Once a window is closed, the events belonging to the window can be processed. This is done by stream operators, which can aggregate the events using common functions such as min, max, average, sum, count, etc., or joining the events with events occurring in a different stream but in the same time window.
Research Topics in Stream Processing
Efficient Window Aggregation
One way of optimizing stream processing is by minimizing redundant computation and data replication when aggregating overlapping windows.
In many real-world scenarios, the window length is quite large compared to the slide. For example, one might be interested in health statistics of a server aggregated over the last hour with a one-second update time. This can be implemented as one-hour sliding windows with a slide of one second.

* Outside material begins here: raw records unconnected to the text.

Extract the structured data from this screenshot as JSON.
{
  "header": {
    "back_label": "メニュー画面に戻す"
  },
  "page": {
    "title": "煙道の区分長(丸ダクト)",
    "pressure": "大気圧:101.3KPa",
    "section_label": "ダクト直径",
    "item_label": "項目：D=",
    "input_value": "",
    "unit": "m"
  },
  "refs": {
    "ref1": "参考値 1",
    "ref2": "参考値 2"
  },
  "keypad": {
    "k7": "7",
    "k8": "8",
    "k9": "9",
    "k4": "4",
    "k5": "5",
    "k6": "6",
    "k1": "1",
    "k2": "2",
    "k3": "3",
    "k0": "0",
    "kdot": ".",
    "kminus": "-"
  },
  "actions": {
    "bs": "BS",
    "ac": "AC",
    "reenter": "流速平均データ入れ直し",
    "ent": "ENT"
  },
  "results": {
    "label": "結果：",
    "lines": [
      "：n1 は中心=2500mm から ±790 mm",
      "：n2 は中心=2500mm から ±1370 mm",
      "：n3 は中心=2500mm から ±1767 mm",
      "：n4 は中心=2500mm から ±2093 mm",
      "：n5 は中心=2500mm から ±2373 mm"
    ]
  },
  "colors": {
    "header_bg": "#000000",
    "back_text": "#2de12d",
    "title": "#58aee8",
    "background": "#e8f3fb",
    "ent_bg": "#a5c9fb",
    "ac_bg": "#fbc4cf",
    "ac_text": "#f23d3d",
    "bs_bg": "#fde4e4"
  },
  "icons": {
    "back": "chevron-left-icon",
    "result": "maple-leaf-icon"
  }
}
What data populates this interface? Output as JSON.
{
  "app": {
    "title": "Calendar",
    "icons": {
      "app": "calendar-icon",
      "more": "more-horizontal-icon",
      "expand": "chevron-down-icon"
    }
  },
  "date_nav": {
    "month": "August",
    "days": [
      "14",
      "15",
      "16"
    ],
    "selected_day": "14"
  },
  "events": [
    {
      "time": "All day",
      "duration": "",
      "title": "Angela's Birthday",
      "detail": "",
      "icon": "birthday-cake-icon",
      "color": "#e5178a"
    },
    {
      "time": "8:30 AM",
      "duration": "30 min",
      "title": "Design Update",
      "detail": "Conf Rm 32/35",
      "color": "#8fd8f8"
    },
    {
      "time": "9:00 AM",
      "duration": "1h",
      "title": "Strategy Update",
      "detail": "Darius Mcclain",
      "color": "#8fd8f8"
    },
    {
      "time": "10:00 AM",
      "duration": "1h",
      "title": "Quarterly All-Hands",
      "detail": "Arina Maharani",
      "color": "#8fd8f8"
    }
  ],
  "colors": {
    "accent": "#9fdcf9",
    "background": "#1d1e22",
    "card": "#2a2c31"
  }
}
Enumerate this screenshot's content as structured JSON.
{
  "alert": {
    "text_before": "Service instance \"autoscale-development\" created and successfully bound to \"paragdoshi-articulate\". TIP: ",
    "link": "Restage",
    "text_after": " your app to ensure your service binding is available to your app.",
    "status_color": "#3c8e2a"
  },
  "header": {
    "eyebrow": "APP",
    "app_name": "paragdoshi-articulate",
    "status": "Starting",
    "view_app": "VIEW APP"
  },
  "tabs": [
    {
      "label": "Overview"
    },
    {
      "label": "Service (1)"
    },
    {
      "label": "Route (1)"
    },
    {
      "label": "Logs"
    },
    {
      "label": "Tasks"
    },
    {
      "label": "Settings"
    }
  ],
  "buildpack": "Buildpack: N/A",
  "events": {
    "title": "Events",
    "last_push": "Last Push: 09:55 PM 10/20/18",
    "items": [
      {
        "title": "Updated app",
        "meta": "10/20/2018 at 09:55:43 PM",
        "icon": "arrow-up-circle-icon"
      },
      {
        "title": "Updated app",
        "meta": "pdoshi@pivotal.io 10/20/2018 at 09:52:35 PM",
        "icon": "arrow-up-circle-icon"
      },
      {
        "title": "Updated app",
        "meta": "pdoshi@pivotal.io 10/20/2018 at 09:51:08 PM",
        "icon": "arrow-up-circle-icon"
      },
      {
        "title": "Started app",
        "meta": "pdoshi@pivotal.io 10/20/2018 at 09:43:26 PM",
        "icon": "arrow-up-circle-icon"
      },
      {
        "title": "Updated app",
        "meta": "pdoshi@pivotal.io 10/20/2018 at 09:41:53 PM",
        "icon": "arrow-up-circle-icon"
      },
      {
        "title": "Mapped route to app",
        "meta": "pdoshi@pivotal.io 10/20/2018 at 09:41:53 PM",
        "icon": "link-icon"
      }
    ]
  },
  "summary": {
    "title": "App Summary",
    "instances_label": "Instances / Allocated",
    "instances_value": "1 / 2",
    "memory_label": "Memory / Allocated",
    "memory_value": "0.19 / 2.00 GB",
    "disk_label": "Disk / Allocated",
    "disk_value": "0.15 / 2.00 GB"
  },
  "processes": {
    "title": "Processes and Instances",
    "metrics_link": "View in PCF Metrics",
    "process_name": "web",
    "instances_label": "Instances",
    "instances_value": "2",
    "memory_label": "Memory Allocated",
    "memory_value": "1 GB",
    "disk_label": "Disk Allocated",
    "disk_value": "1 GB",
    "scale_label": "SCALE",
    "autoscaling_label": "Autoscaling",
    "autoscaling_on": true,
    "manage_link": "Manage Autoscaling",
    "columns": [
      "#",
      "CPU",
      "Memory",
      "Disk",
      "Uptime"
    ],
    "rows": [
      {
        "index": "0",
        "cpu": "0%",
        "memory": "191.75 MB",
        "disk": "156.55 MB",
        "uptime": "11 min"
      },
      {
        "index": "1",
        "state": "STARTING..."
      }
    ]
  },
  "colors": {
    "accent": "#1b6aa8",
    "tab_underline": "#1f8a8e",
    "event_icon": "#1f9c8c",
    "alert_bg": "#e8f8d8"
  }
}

Two adjacent windows will then have a high overlap of 59 minutes and 59 seconds, thus sharing most of the data. In a naive implementation, this leads to many copies of the data and lots of redundant computation. Here the idea of slices comes into play. A slice is a part of the stream that does not contain any window borders and thus can be reused between overlapping windows. In the case of sliding windows the slice has the length of the slide. For each slice, a partial aggregate is computed, which is reused for all windows in which the slice occurs. While this idea is straightforward for sliding windows, it can also be implemented for other window types, such as session windows.
Implementing efficient window aggregation in the stream processing engine Apache Flink resulted in orders of magnitude higher throughput depending on the numbers of concurrent windows than an implementation without efficient window aggregation.